Люля вдруг притихла, рассматривая его. С этой улыбкой он был совсем другой. Она словно высветила другие грани его характера, внешне проявлявшегося весьма однообразно, в дисциплинированном и бесстрастном лице.
– Вы можете раздеться? – неожиданно спросила его Люля. – До трусов?
Кажется, он покраснел.
– У меня появилось желание вас одевать… – простодушно объяснила она.

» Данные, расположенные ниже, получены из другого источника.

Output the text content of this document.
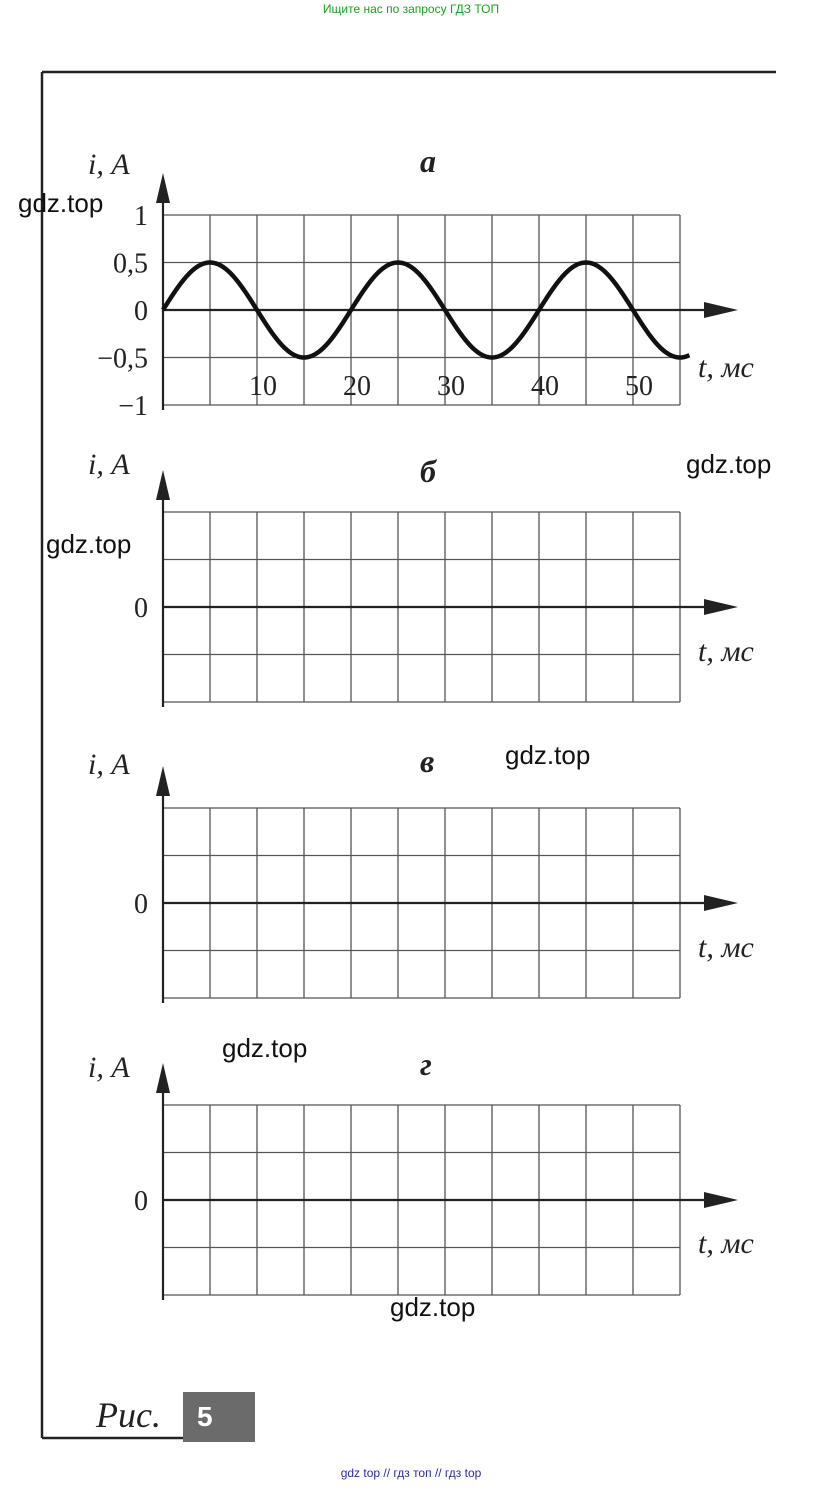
Ищите нас по запросу ГДЗ ТОП
i, А
t, мс
а
1
0,5
0
−0,5
−1
10 20 30 40 50
i, А
t, мс
б
0
i, А
t, мс
в
0
i, А
t, мс
г
0
gdz.top
gdz.top
gdz.top
gdz.top
gdz.top
gdz.top
Рис.	5
gdz top // гдз топ // гдз top
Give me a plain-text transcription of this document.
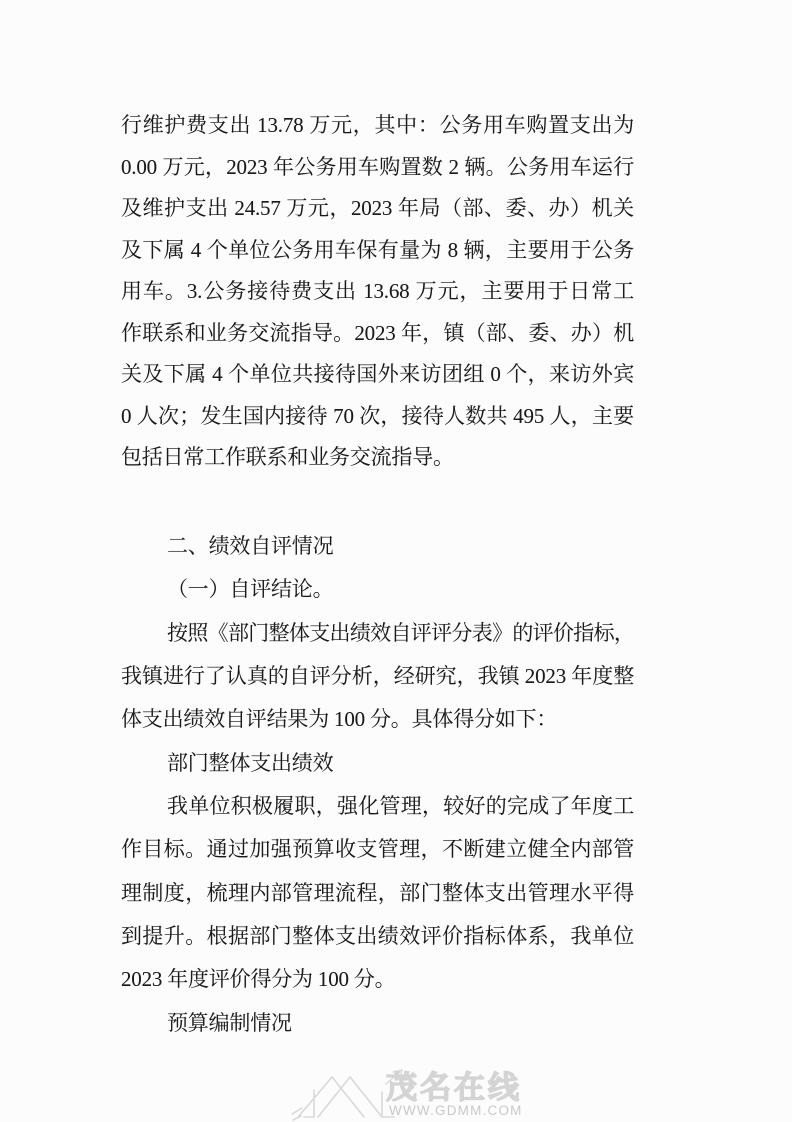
行维护费支出 13.78 万元，其中：公务用车购置支出为
0.00 万元，2023 年公务用车购置数 2 辆。公务用车运行
及维护支出 24.57 万元，2023 年局（部、委、办）机关
及下属 4 个单位公务用车保有量为 8 辆，主要用于公务
用车。3.公务接待费支出 13.68 万元，主要用于日常工
作联系和业务交流指导。2023 年，镇（部、委、办）机
关及下属 4 个单位共接待国外来访团组 0 个，来访外宾
0 人次；发生国内接待 70 次，接待人数共 495 人，主要
包括日常工作联系和业务交流指导。
二、绩效自评情况
（一）自评结论。
按照《部门整体支出绩效自评评分表》的评价指标，
我镇进行了认真的自评分析，经研究，我镇 2023 年度整
体支出绩效自评结果为 100 分。具体得分如下：
部门整体支出绩效
我单位积极履职，强化管理，较好的完成了年度工
作目标。通过加强预算收支管理，不断建立健全内部管
理制度，梳理内部管理流程，部门整体支出管理水平得
到提升。根据部门整体支出绩效评价指标体系，我单位
2023 年度评价得分为 100 分。
预算编制情况
茂名在线
WWW.GDMM.COM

Он покраснел еще больше, но Люля не заметила. Она направилась к секретеру и принялась там что-то искать.
Артем стоял столбом посреди гостиной. Хорошо, что Дениска в соседней комнате, смотрит телик и ничего не слышит.
– Ну же? – поторопила его Люля. – Вы стесняетесь? Представьте, что вы на пляже! Или вы стесняетесь своих трусов? – с легкой насмешкой спросила она и запоздало спохватилась: а вдруг и вправду…
Он обиделся. Еще чего! Трусы у него что надо! Он взял и решительно разделся: будь что будет.
Люля достала наконец из секретера маленький фотоаппарат и сфотографировала его несколько раз в рост и сидя.